Started in 2014, the Edinburgh Festival Fringe’s modest but diverse Taiwan Season has often provided some of the most exciting and interesting productions of the festival. This year it doesn’t disappoint, presenting five carefully curated works at both Dance Base and Summerhall.
The Season begins its Dance Base programme today with a performance of Kuo-Shin Chuang Pangcah Dance Theatre’s 038. This clearly meticulously researched work is based on the music and dance of the Amis people (part of the indigenous population of Taiwan), and explores notions of belonging, identity and home.
Dressed in unpretentious grey smocks, the dancers use the soft sound of their bare feet hitting the floor to accentuate their movements. Much of the dance is synchronous—common—but splinters off into individual shapes and fervours, only to return to its unison once again. The dancer’s collective identities seem bound up in what feels like a need to dance together: despite their individuality, they cannot help but keep coming back to their roots.
What perhaps stands out most, in what turns out to be an incredible piece of work, is the sheer focus of the nine dancers, their impeccable movements and their amazing energy. Their connection to the dance and to each other creates an extraordinary sense of unity that is rare to see.

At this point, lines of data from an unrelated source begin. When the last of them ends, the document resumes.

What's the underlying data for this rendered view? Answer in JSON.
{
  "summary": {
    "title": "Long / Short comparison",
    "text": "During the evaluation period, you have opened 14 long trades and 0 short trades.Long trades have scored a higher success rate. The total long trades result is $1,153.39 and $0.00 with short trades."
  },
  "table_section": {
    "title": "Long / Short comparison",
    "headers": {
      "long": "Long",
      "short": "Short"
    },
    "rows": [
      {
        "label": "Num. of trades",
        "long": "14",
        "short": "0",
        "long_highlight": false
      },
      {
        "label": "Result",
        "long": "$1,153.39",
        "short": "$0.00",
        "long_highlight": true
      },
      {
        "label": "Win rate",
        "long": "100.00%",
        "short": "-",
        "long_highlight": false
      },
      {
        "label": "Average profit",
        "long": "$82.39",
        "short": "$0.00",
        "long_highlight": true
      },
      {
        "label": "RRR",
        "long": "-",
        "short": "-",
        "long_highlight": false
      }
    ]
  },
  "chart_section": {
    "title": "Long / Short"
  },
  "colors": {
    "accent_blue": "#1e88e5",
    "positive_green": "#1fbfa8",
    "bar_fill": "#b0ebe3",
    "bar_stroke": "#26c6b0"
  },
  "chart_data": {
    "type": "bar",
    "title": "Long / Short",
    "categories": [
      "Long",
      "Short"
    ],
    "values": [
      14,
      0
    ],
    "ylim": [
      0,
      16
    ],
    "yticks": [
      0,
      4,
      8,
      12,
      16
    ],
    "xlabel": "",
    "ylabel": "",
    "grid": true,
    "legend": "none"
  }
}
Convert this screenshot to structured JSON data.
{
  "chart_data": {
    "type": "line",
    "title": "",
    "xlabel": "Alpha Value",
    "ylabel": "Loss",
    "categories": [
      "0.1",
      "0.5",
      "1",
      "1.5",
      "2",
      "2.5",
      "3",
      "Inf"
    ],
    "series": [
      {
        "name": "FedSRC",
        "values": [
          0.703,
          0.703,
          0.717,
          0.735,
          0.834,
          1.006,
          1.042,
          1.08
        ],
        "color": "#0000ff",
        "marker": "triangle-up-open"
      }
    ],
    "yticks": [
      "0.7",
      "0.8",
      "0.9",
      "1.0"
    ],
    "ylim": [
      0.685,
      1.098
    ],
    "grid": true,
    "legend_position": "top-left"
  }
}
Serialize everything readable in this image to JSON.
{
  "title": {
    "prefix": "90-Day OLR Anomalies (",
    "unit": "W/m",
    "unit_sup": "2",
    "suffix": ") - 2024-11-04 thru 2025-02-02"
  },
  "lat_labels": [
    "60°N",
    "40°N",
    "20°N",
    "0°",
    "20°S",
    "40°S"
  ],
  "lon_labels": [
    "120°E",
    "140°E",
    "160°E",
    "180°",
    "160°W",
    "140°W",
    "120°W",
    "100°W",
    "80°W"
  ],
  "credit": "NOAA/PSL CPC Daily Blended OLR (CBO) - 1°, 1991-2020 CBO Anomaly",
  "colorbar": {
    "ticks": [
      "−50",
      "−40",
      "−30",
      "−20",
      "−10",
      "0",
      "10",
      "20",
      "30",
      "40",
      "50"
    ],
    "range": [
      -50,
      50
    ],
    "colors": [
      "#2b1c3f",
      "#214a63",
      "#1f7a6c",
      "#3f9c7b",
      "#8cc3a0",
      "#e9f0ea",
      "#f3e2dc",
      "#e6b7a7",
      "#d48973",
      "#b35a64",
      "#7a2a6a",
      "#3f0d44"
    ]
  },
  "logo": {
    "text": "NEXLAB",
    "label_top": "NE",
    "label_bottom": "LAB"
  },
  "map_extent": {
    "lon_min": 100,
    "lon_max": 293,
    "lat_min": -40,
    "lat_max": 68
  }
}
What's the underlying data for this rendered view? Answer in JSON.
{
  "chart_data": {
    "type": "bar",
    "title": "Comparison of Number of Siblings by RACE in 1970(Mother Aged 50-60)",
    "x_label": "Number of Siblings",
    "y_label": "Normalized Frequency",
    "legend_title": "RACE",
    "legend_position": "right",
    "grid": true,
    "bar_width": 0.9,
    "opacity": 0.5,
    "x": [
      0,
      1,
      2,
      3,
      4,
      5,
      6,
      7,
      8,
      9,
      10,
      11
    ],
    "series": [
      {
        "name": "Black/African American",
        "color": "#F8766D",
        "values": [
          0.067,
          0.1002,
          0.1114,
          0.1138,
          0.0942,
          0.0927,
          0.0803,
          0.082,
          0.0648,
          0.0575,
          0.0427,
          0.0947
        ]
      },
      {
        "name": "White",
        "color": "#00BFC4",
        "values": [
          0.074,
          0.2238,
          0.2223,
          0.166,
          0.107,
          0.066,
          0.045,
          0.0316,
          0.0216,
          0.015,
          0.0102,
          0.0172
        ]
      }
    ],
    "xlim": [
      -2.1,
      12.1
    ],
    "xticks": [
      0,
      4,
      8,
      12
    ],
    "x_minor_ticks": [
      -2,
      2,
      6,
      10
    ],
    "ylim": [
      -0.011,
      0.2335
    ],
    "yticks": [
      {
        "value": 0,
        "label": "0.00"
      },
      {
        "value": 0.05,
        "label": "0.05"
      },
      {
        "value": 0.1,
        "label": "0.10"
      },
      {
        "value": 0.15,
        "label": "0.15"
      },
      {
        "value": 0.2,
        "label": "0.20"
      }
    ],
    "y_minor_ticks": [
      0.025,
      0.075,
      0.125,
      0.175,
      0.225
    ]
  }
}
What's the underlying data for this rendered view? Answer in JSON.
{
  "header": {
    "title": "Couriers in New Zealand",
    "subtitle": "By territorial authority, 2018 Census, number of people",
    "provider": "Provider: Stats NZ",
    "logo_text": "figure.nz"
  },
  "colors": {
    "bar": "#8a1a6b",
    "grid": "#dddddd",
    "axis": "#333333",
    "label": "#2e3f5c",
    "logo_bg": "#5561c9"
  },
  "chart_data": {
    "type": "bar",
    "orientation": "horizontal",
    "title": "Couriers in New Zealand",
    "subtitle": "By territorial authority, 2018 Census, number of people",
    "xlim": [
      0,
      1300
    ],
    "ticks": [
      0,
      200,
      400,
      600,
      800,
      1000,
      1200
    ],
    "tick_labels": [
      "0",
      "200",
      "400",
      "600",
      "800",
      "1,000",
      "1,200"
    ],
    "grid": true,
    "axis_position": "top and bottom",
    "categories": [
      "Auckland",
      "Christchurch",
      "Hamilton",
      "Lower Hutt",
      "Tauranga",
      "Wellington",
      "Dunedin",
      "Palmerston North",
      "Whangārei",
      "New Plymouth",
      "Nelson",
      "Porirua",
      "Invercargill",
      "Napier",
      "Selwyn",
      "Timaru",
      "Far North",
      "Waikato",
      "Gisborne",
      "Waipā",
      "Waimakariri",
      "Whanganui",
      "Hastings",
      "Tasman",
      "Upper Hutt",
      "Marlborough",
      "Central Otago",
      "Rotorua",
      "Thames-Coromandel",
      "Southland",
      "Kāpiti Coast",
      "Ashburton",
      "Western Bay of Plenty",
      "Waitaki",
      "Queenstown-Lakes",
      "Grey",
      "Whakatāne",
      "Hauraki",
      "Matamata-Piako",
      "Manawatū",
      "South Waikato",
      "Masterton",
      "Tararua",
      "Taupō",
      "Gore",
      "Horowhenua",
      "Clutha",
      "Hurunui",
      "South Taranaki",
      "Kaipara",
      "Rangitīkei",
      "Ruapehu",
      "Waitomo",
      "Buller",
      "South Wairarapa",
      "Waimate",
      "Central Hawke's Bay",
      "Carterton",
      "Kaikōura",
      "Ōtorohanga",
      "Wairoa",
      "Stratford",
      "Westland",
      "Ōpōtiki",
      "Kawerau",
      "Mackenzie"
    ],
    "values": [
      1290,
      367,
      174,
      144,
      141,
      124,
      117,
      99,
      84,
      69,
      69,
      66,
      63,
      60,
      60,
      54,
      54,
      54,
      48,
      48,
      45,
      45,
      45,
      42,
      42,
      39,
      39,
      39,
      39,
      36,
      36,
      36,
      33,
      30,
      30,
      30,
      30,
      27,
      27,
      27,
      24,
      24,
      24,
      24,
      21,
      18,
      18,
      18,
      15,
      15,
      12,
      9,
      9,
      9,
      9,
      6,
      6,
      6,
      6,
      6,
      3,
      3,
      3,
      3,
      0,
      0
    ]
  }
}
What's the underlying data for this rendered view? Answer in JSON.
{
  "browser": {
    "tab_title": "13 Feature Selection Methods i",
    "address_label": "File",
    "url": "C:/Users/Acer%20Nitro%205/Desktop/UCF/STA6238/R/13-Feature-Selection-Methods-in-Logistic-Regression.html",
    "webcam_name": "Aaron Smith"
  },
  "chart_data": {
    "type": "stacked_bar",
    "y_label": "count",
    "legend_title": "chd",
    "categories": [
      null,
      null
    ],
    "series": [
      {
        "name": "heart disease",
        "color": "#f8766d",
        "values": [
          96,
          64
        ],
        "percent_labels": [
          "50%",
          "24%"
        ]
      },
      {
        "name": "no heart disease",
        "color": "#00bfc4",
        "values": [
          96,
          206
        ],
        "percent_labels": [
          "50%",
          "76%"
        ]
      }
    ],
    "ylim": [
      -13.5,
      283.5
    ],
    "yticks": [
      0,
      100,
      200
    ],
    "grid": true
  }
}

It is perhaps this unity—this tangible sense of closeness between the dancers—that makes the ending so moving: there is a real release of emotion there that can only come from experiences that are shared and understood collectively.
Coupled with excellent sound and lighting design, and a well-judged use of projection, this is an inspiring work that all lovers of contemporary dance really must see, ideally more than once!